Some people on Reddit even wonder if lifelong friendships are actually real or just a romanticized thought nowadays. However, older commenters showed that lifelong friendship is still possible:
“I met my friend on the first day of kindergarten. Maybe not the very first day, but within the first week. We were texting each other stupid memes just yesterday. This year we’ll both celebrate our 58th birthdays.”
“My oldest friend and I met when she was just 5 and I was 9. Next-door neighbors. We're now both over 60 and still talk weekly and visit at least twice a year.”
“I’m 55. I’ve just spent a weekend with friends I met 24 and 32 years ago respectively. I’m also still in touch with my penpal in the States. I was 15 when we started writing to each other.”
“My friends (3 of them) go back to my college days in my 20’s that I still talk to a minimum of once a week. I'm in my early 60s now.”

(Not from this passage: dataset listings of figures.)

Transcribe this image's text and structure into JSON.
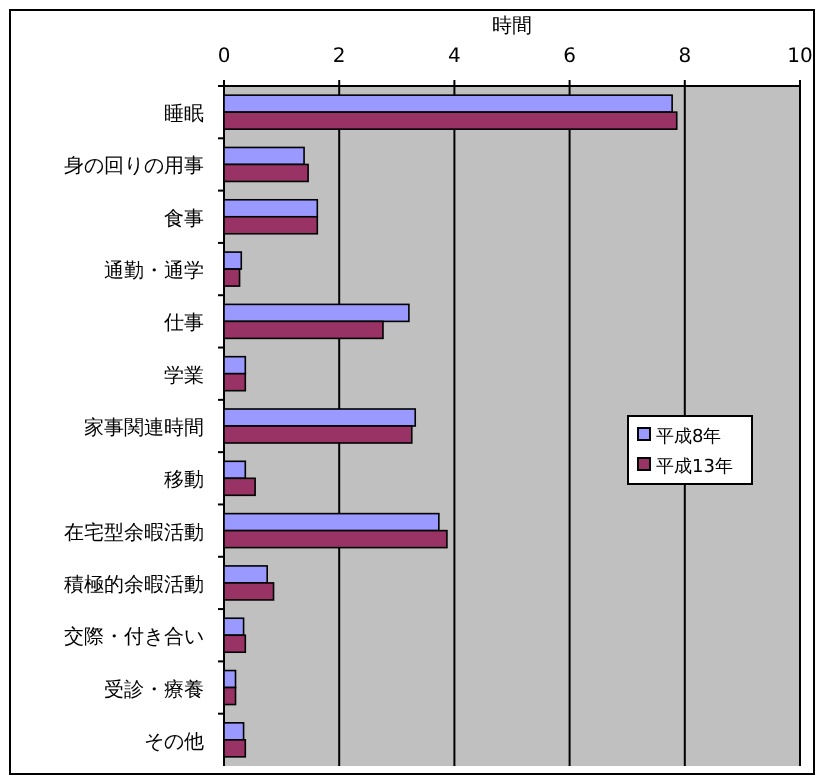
{
  "chart_data": {
    "type": "bar",
    "orientation": "horizontal",
    "xlabel": "時間",
    "categories": [
      "睡眠",
      "身の回りの用事",
      "食事",
      "通勤・通学",
      "仕事",
      "学業",
      "家事関連時間",
      "移動",
      "在宅型余暇活動",
      "積極的余暇活動",
      "交際・付き合い",
      "受診・療養",
      "その他"
    ],
    "series": [
      {
        "name": "平成8年",
        "color": "#9999ff",
        "values": [
          7.78,
          1.39,
          1.62,
          0.3,
          3.21,
          0.37,
          3.32,
          0.37,
          3.73,
          0.75,
          0.34,
          0.2,
          0.34
        ]
      },
      {
        "name": "平成13年",
        "color": "#993366",
        "values": [
          7.86,
          1.46,
          1.62,
          0.27,
          2.76,
          0.37,
          3.26,
          0.54,
          3.87,
          0.86,
          0.37,
          0.2,
          0.37
        ]
      }
    ],
    "xlim": [
      0,
      10
    ],
    "xticks": [
      0,
      2,
      4,
      6,
      8,
      10
    ],
    "grid": "x",
    "legend": "right"
  }
}
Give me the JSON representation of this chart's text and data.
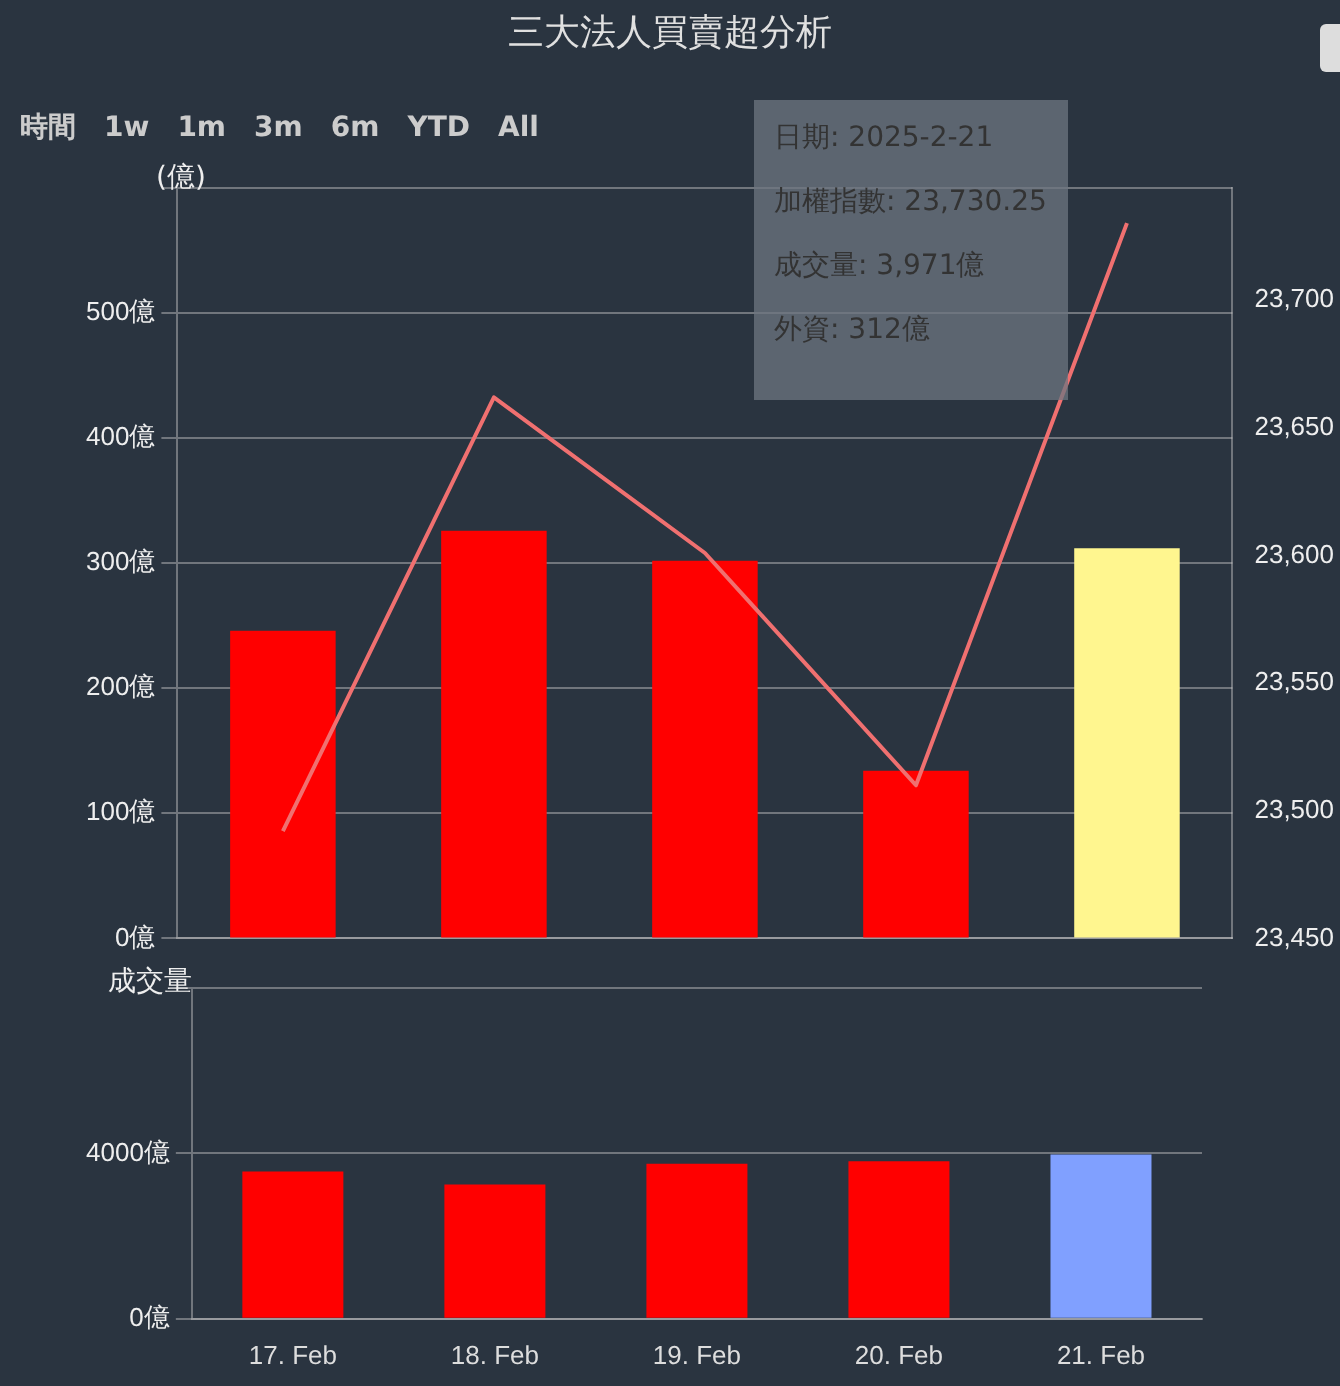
{
  "chart_data": [
    {
      "type": "bar",
      "title": "三大法人買賣超分析",
      "ylabel": "(億)",
      "categories": [
        null,
        null,
        null,
        null,
        null
      ],
      "tick_labels": "y",
      "series": [
        {
          "colors": [
            "#ff0000",
            "#ff0000",
            "#ff0000",
            "#ff0000",
            "#fff68f"
          ],
          "values": [
            246,
            326,
            302,
            134,
            312
          ]
        },
        {
          "type": "line",
          "axis": "y2",
          "color": "#f07070",
          "values": [
            23492,
            23662,
            23601,
            23510,
            23730.25
          ]
        }
      ],
      "ylim": [
        0,
        600
      ],
      "yticks": [
        {
          "value": 0,
          "label": "0億"
        },
        {
          "value": 100,
          "label": "100億"
        },
        {
          "value": 200,
          "label": "200億"
        },
        {
          "value": 300,
          "label": "300億"
        },
        {
          "value": 400,
          "label": "400億"
        },
        {
          "value": 500,
          "label": "500億"
        },
        {
          "value": 600,
          "label": null
        }
      ],
      "y2lim": [
        23450,
        23744
      ],
      "y2ticks": [
        {
          "value": 23450,
          "label": "23,450"
        },
        {
          "value": 23500,
          "label": "23,500"
        },
        {
          "value": 23550,
          "label": "23,550"
        },
        {
          "value": 23600,
          "label": "23,600"
        },
        {
          "value": 23650,
          "label": "23,650"
        },
        {
          "value": 23700,
          "label": "23,700"
        }
      ],
      "grid": "y",
      "legend": false,
      "marker": "none",
      "annotations": [
        "時間",
        "1w",
        "1m",
        "3m",
        "6m",
        "YTD",
        "All",
        "日期: 2025-2-21",
        "加權指數: 23,730.25",
        "成交量: 3,971億",
        "外資: 312億"
      ]
    },
    {
      "type": "bar",
      "ylabel": "成交量",
      "categories": [
        "17. Feb",
        "18. Feb",
        "19. Feb",
        "20. Feb",
        "21. Feb"
      ],
      "series": [
        {
          "colors": [
            "#ff0000",
            "#ff0000",
            "#ff0000",
            "#ff0000",
            "#80a0ff"
          ],
          "values": [
            3560,
            3250,
            3750,
            3810,
            3971
          ]
        }
      ],
      "ylim": [
        0,
        8000
      ],
      "yticks": [
        {
          "value": 0,
          "label": "0億"
        },
        {
          "value": 4000,
          "label": "4000億"
        },
        {
          "value": 8000,
          "label": null
        }
      ],
      "grid": "y",
      "legend": false
    }
  ]
}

“We ebb and flow. Sometimes many years will pass as we go through different things and phases. Nobody gets buttsore if we aren’t in touch all the time. In our 50s we don’t try and argue or be petty like we did before. But I love them. I don’t need a weekly lunch to know that. I could make a call right now if I needed something. Same with them.”
Maintaining a friendship for life is never guaranteed, but there are ways, psychotherapists say, that can make a friendship last. It’s not easy, but for a friendship to last, both participants need to make room for patience and place greater weight on their similarities than on the differences that may develop over time. Along with that, it’s helpful to be tolerant of large distances and gaps of time between visits, too. It’s not easy, and it requires both people involved to be equally invested to keep the friendship alive and from becoming stagnant.
As tough as it sounds, it is still possible. You may be a fortunate person who can name several friends you’ve kept for over seven years or over seventy years. But if you’re not, every new friendship you make has the same chance and potential of being lifelong.